Corporate website has data on titles. Distribution and marketing division Marketforce. Structured as limited companies based on publishing groups. Back issues and subscriptions from IPC Connect Ltd. Marketed as 'the voice of women in Britain'. Publishes women's weeklies with sales of about 2.7 million a week, and readership exceeding 12 million (half the female population). Annual revenues of over £88 million. Launched Eva in 1994 and Now in October 1996. Now took over Here! from Gruner & Jahr in April 1997. Woman (1937 launch) and Woman's Own (1932) are general interest; Woman's Weekly aims at 40+ market; Woman's Journal 'celebrating family values' was closed in 2001, as was its replacement Your Life; Woman's Realm is dedicated to 'the appreciation of the individual'; Now (1996) is celebrity-driven; Chat (1985) features real life stories and puzzles. Mizz is a lifestyle title for 10-14-year-old girls. Active in brand-extension. Includes Chat's Juicy Fiction. Chat Moral Dilemmas masthead TV deal announced with Flextech's Living cable channel in July 1999. On August 9, 1999 launched Women's Weekly Fiction Special as a bi-monthly

IPC Electric. Set up as digital trading arm based on building e-commerce networks around readerships, rather than on-line versions of magazines. Strategy ultimately failed. Titles grouped in subject areas. Major launch Beme for women was based on six moods or channels: news (provided by Press Association); consumer; home life; culture & trends; entertainment; and My Beme (careers, advice, etc). High profile marketing included £1.5m sponsorship of US series Ally McBeal on Channel 4. Also promoted through CD-Roms on covers of women's monthlies (eg March 2000 Essentials). Unmissable TV related to listings magazines. Music (NME, Melody Maker, Uncut) and men's lifestyle (Loaded, Later, sports titles) were other areas for development. Beme, Unmissable and UpLoaded closed in 2002. Strategy reverted to magazine-based approach, with 16 sites active in 2003. (Compare with Conde Nast
tx Ltd. Claims half of the TV listings market, with 2.7 million copy sales a week. What's on TV is Britain's best-selling weekly magazine. Before the listings magazine market was deregulated in the mid-1980s, TV Times and BBC's Radio Times formed a duopoly. The BBC's title has always been more upmarket, and was the best-seller until deregulation. TV & Satellite Week covers over 100 satellite, cable and terrestrial channels. Film & TV Week, 1998 launch in TV & Satellite Week format, failed 
Southbank Publishing Company Ltd. Has 18 women's magazines, which it claims are read by a third of all women each month. Closed Women's Journal in 2000 and Options in early 1999, which had produced a men's strap-on in 1984, OM. Magazines grouped into interest sectors:

  • Fashion and beauty: Marie Claire; Marie Claire Health & Beauty; Woman's Journal (revamped September 1999 to halt sales slide) compete for 'prime time' readership. Marie Claire founded in France in 1937 by industrialist Jean Prouvost. One of France's leading up-market women's magazines published by Marie Claire Album SA. The first international edition was launched in Japan in 1982. After a slow start in the UK in 1988, it grew to challenge Cosmopolitan as the top women's monthly. US edition began as a bi-monthly in March/April 1995 and went monthly in September 1995
  • Home-interest: six titles claim highest market share. Ideal Home; Homes & Gardens; Country Homes & Interiors; Homes & Ideas; Living etc; and 25 Beautiful Homes, a bi-monthly 'voyeur's guide to beautiful homes'. In May 2007, Southbank launched a homes portal to add to the three magazine-based websites it already ran, but this has since been tuned into Ideal Home website.

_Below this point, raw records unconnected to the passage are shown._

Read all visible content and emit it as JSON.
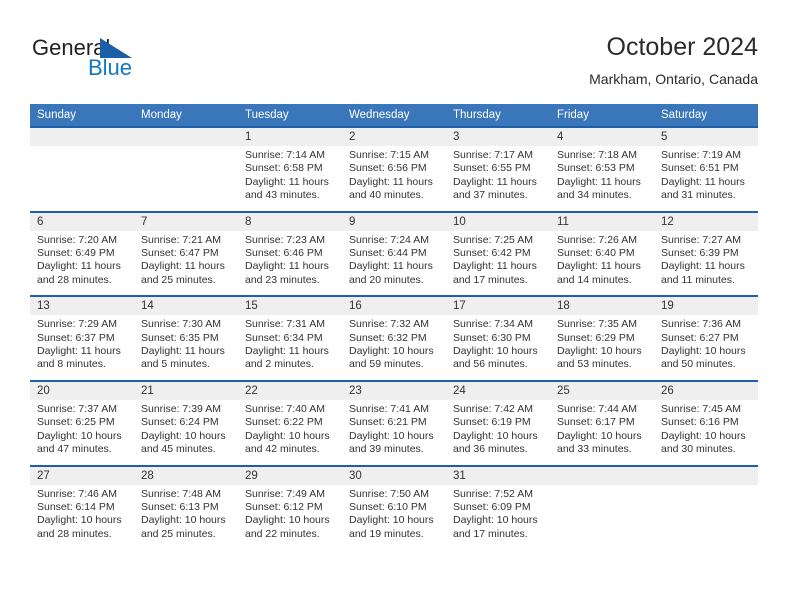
{
  "brand": {
    "name_part1": "General",
    "name_part2": "Blue",
    "triangle_icon": "triangle-icon"
  },
  "header": {
    "title": "October 2024",
    "location": "Markham, Ontario, Canada"
  },
  "colors": {
    "header_blue": "#3a76ba",
    "separator_blue": "#1f5fa9",
    "daynum_band": "#efefef",
    "logo_blue": "#1277c4",
    "logo_dark": "#231f20",
    "text": "#333333"
  },
  "calendar": {
    "weekday_headers": [
      "Sunday",
      "Monday",
      "Tuesday",
      "Wednesday",
      "Thursday",
      "Friday",
      "Saturday"
    ],
    "weeks": [
      [
        {
          "day": "",
          "sunrise": "",
          "sunset": "",
          "daylight_line1": "",
          "daylight_line2": ""
        },
        {
          "day": "",
          "sunrise": "",
          "sunset": "",
          "daylight_line1": "",
          "daylight_line2": ""
        },
        {
          "day": "1",
          "sunrise": "Sunrise: 7:14 AM",
          "sunset": "Sunset: 6:58 PM",
          "daylight_line1": "Daylight: 11 hours",
          "daylight_line2": "and 43 minutes."
        },
        {
          "day": "2",
          "sunrise": "Sunrise: 7:15 AM",
          "sunset": "Sunset: 6:56 PM",
          "daylight_line1": "Daylight: 11 hours",
          "daylight_line2": "and 40 minutes."
        },
        {
          "day": "3",
          "sunrise": "Sunrise: 7:17 AM",
          "sunset": "Sunset: 6:55 PM",
          "daylight_line1": "Daylight: 11 hours",
          "daylight_line2": "and 37 minutes."
        },
        {
          "day": "4",
          "sunrise": "Sunrise: 7:18 AM",
          "sunset": "Sunset: 6:53 PM",
          "daylight_line1": "Daylight: 11 hours",
          "daylight_line2": "and 34 minutes."
        },
        {
          "day": "5",
          "sunrise": "Sunrise: 7:19 AM",
          "sunset": "Sunset: 6:51 PM",
          "daylight_line1": "Daylight: 11 hours",
          "daylight_line2": "and 31 minutes."
        }
      ],
      [
        {
          "day": "6",
          "sunrise": "Sunrise: 7:20 AM",
          "sunset": "Sunset: 6:49 PM",
          "daylight_line1": "Daylight: 11 hours",
          "daylight_line2": "and 28 minutes."
        },
        {
          "day": "7",
          "sunrise": "Sunrise: 7:21 AM",
          "sunset": "Sunset: 6:47 PM",
          "daylight_line1": "Daylight: 11 hours",
          "daylight_line2": "and 25 minutes."
        },
        {
          "day": "8",
          "sunrise": "Sunrise: 7:23 AM",
          "sunset": "Sunset: 6:46 PM",
          "daylight_line1": "Daylight: 11 hours",
          "daylight_line2": "and 23 minutes."
        },
        {
          "day": "9",
          "sunrise": "Sunrise: 7:24 AM",
          "sunset": "Sunset: 6:44 PM",
          "daylight_line1": "Daylight: 11 hours",
          "daylight_line2": "and 20 minutes."
        },
        {
          "day": "10",
          "sunrise": "Sunrise: 7:25 AM",
          "sunset": "Sunset: 6:42 PM",
          "daylight_line1": "Daylight: 11 hours",
          "daylight_line2": "and 17 minutes."
        },
        {
          "day": "11",
          "sunrise": "Sunrise: 7:26 AM",
          "sunset": "Sunset: 6:40 PM",
          "daylight_line1": "Daylight: 11 hours",
          "daylight_line2": "and 14 minutes."
        },
        {
          "day": "12",
          "sunrise": "Sunrise: 7:27 AM",
          "sunset": "Sunset: 6:39 PM",
          "daylight_line1": "Daylight: 11 hours",
          "daylight_line2": "and 11 minutes."
        }
      ],
      [
        {
          "day": "13",
          "sunrise": "Sunrise: 7:29 AM",
          "sunset": "Sunset: 6:37 PM",
          "daylight_line1": "Daylight: 11 hours",
          "daylight_line2": "and 8 minutes."
        },
        {
          "day": "14",
          "sunrise": "Sunrise: 7:30 AM",
          "sunset": "Sunset: 6:35 PM",
          "daylight_line1": "Daylight: 11 hours",
          "daylight_line2": "and 5 minutes."
        },
        {
          "day": "15",
          "sunrise": "Sunrise: 7:31 AM",
          "sunset": "Sunset: 6:34 PM",
          "daylight_line1": "Daylight: 11 hours",
          "daylight_line2": "and 2 minutes."
        },
        {
          "day": "16",
          "sunrise": "Sunrise: 7:32 AM",
          "sunset": "Sunset: 6:32 PM",
          "daylight_line1": "Daylight: 10 hours",
          "daylight_line2": "and 59 minutes."
        },
        {
          "day": "17",
          "sunrise": "Sunrise: 7:34 AM",
          "sunset": "Sunset: 6:30 PM",
          "daylight_line1": "Daylight: 10 hours",
          "daylight_line2": "and 56 minutes."
        },
        {
          "day": "18",
          "sunrise": "Sunrise: 7:35 AM",
          "sunset": "Sunset: 6:29 PM",
          "daylight_line1": "Daylight: 10 hours",
          "daylight_line2": "and 53 minutes."
        },
        {
          "day": "19",
          "sunrise": "Sunrise: 7:36 AM",
          "sunset": "Sunset: 6:27 PM",
          "daylight_line1": "Daylight: 10 hours",
          "daylight_line2": "and 50 minutes."
        }
      ],
      [
        {
          "day": "20",
          "sunrise": "Sunrise: 7:37 AM",
          "sunset": "Sunset: 6:25 PM",
          "daylight_line1": "Daylight: 10 hours",
          "daylight_line2": "and 47 minutes."
        },
        {
          "day": "21",
          "sunrise": "Sunrise: 7:39 AM",
          "sunset": "Sunset: 6:24 PM",
          "daylight_line1": "Daylight: 10 hours",
          "daylight_line2": "and 45 minutes."
        },
        {
          "day": "22",
          "sunrise": "Sunrise: 7:40 AM",
          "sunset": "Sunset: 6:22 PM",
          "daylight_line1": "Daylight: 10 hours",
          "daylight_line2": "and 42 minutes."
        },
        {
          "day": "23",
          "sunrise": "Sunrise: 7:41 AM",
          "sunset": "Sunset: 6:21 PM",
          "daylight_line1": "Daylight: 10 hours",
          "daylight_line2": "and 39 minutes."
        },
        {
          "day": "24",
          "sunrise": "Sunrise: 7:42 AM",
          "sunset": "Sunset: 6:19 PM",
          "daylight_line1": "Daylight: 10 hours",
          "daylight_line2": "and 36 minutes."
        },
        {
          "day": "25",
          "sunrise": "Sunrise: 7:44 AM",
          "sunset": "Sunset: 6:17 PM",
          "daylight_line1": "Daylight: 10 hours",
          "daylight_line2": "and 33 minutes."
        },
        {
          "day": "26",
          "sunrise": "Sunrise: 7:45 AM",
          "sunset": "Sunset: 6:16 PM",
          "daylight_line1": "Daylight: 10 hours",
          "daylight_line2": "and 30 minutes."
        }
      ],
      [
        {
          "day": "27",
          "sunrise": "Sunrise: 7:46 AM",
          "sunset": "Sunset: 6:14 PM",
          "daylight_line1": "Daylight: 10 hours",
          "daylight_line2": "and 28 minutes."
        },
        {
          "day": "28",
          "sunrise": "Sunrise: 7:48 AM",
          "sunset": "Sunset: 6:13 PM",
          "daylight_line1": "Daylight: 10 hours",
          "daylight_line2": "and 25 minutes."
        },
        {
          "day": "29",
          "sunrise": "Sunrise: 7:49 AM",
          "sunset": "Sunset: 6:12 PM",
          "daylight_line1": "Daylight: 10 hours",
          "daylight_line2": "and 22 minutes."
        },
        {
          "day": "30",
          "sunrise": "Sunrise: 7:50 AM",
          "sunset": "Sunset: 6:10 PM",
          "daylight_line1": "Daylight: 10 hours",
          "daylight_line2": "and 19 minutes."
        },
        {
          "day": "31",
          "sunrise": "Sunrise: 7:52 AM",
          "sunset": "Sunset: 6:09 PM",
          "daylight_line1": "Daylight: 10 hours",
          "daylight_line2": "and 17 minutes."
        },
        {
          "day": "",
          "sunrise": "",
          "sunset": "",
          "daylight_line1": "",
          "daylight_line2": ""
        },
        {
          "day": "",
          "sunrise": "",
          "sunset": "",
          "daylight_line1": "",
          "daylight_line2": ""
        }
      ]
    ]
  }
}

  • Women's general: Woman & Home; Essentials and Family Circle
  • Women's special interest: Wedding and Home; Hair; Practical Parenting and Expecting Our Baby (was Our Baby until Sept 1999)
  • Young women: Mizz and 19, which sent SMS mobile phone broadcasts based on gossip and horoscopes sent to readers who registered in 2000
Country & Leisure Media (CALM). Diverse 37 titles in 16 markets; turnover exceeds £60 million: aviation (Aeroplane Monthly), angling, birds, caravaning, collecting, country pursuits, equestrian, gardening, photography, rail, wine (Decanter), yachting: 
  • Country lifestyle: Country Life was founded in 1897 and has become popular among collectors for the quality of its editorial. The Field launched in 1853 claims to be the 'world's oldest country magazine'. Shooting Times (W) launched in 1882. The Countryman. Sporting Gun. Angler's Mail (W).

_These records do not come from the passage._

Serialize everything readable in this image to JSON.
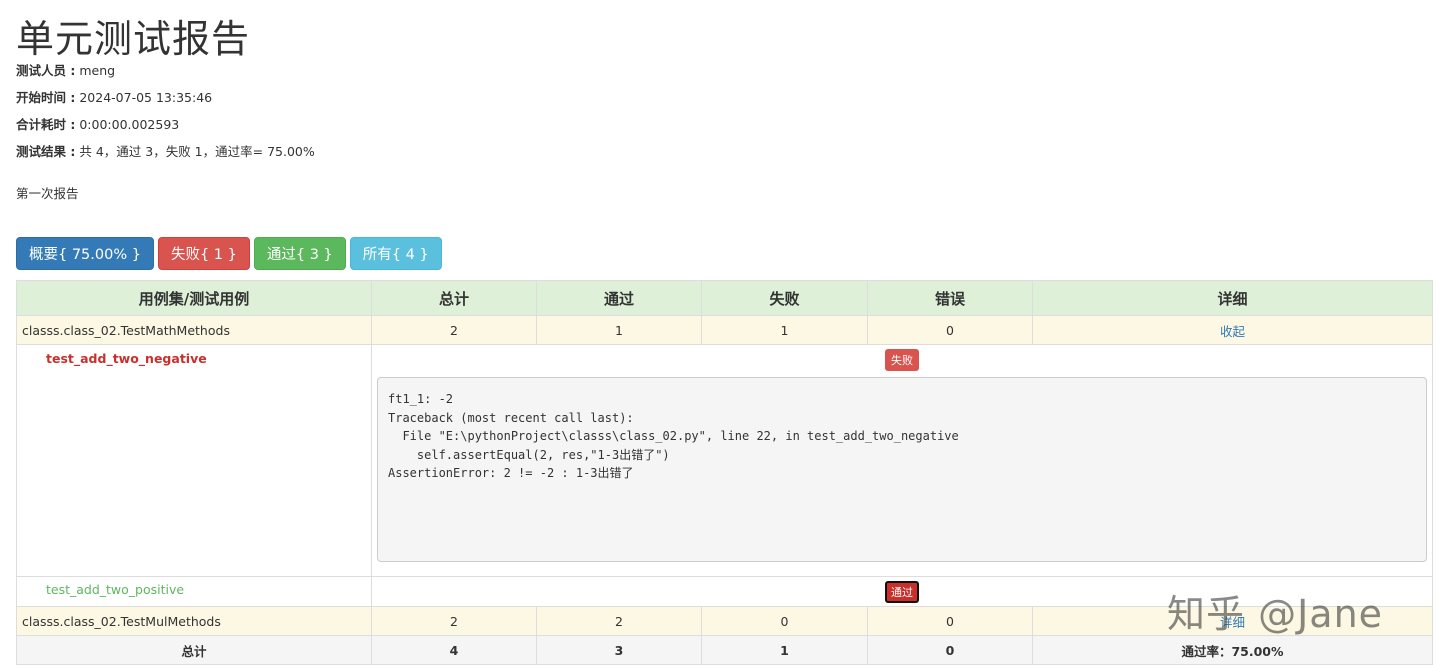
{
  "title": "单元测试报告",
  "meta": {
    "tester_label": "测试人员 :",
    "tester": "meng",
    "start_label": "开始时间 :",
    "start": "2024-07-05 13:35:46",
    "duration_label": "合计耗时 :",
    "duration": "0:00:00.002593",
    "result_label": "测试结果 :",
    "result": "共 4，通过 3，失败 1，通过率= 75.00%"
  },
  "description": "第一次报告",
  "filters": {
    "summary": "概要{ 75.00% }",
    "failed": "失败{ 1 }",
    "passed": "通过{ 3 }",
    "all": "所有{ 4 }"
  },
  "table": {
    "headers": [
      "用例集/测试用例",
      "总计",
      "通过",
      "失败",
      "错误",
      "详细"
    ],
    "suites": [
      {
        "name": "classs.class_02.TestMathMethods",
        "total": "2",
        "passed": "1",
        "failed": "1",
        "error": "0",
        "detail": "收起"
      },
      {
        "name": "classs.class_02.TestMulMethods",
        "total": "2",
        "passed": "2",
        "failed": "0",
        "error": "0",
        "detail": "详细"
      }
    ],
    "cases": [
      {
        "name": "test_add_two_negative",
        "status": "失败",
        "log": "ft1_1: -2\nTraceback (most recent call last):\n  File \"E:\\pythonProject\\classs\\class_02.py\", line 22, in test_add_two_negative\n    self.assertEqual(2, res,\"1-3出错了\")\nAssertionError: 2 != -2 : 1-3出错了"
      },
      {
        "name": "test_add_two_positive",
        "status": "通过"
      }
    ],
    "total": {
      "label": "总计",
      "total": "4",
      "passed": "3",
      "failed": "1",
      "error": "0",
      "rate": "通过率：75.00%"
    }
  },
  "watermark": "知乎 @Jane",
  "colors": {
    "primary": "#337ab7",
    "danger": "#d9534f",
    "success": "#5cb85c",
    "info": "#5bc0de",
    "header_bg": "#dff0d8",
    "suite_bg": "#fcf8e3"
  }
}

  • Equestrian: Horse & Hound launched 1884, oldest equestrian journal. Website since Nov 2000. Horse Magazine. Eventing. Horse Exchange
  • Boating: Practical Boat Owner Britain's largest selling yachting magazine; Yachting World; and other six titles covered by YBW and International Boat Industry website sinces 1997
  • Sport: World Soccer and two titles for younger football fans, Shoot (now published by the Pedigree Group) and Soccerstars. Rugby World is 'the biggest-selling rugby magazine in the world'. Golf Monthly. Women and Golf. Cycling Weekly; Mountain Bike Rider. IPC's Link House Motoring Group published eight titles for enthusiasts, such as Mini World and VolksWorld. Most of these were sold to Kelsey in 2010
  • Special interest: 17 titles including Amateur Photographer (W); What Camera; Amateur Gardening (W) launched in 1884, Britain's oldest gardening weekly; New Eden modern gardening magazine launched 1999 in square A4 format but failed; Decanter; Cage & Aviary Birds
Ignite! (lifestyle and music). 29 magazines, turnover £55 million. Male interest lifestyle, music, football, rugby, golf, cycling, motorcycling (Super Bike), motorsport and cars: 
  • Lifestyle: Loaded reinvented the men's market of fashion-based Arena, GQ, FHM and Esquire, when it was launched by former NME deputy editor James Brown (see IFG) in April 1994. The 'inside story' was recounted by Tim Southwell in Getting Away with It (Ebury 1998). Website launched in December 1995 but closed 2002. Loaded Fashion launched in 1998 as a bi-annual. January 2000 Loaded had 100 different covers. Later aimed at 25-40 year-old men launched in 1999 but closed in 2001
  • Music: New Musical Express (one of the first magazines on the web), Melody Maker (closed in 2000), Muzik, Uncut, The Guitar Magazine, Hi-Fi News & Record Review, Music Business. NME and Melody Maker weekly tabloids were nick-named the 'inkies'. Other launches in 1980s and 90s (mainly from Emap) resulted in steady sales decline. Relaunch for MM (founded in 1927) from tabloid to A4 glossy in summer 1999. This failed and MM was merged into NME at end of 2000. High profile spin-off Vox in October 1990 ultimately failed against Emap's strength in the area

JF Media [closed]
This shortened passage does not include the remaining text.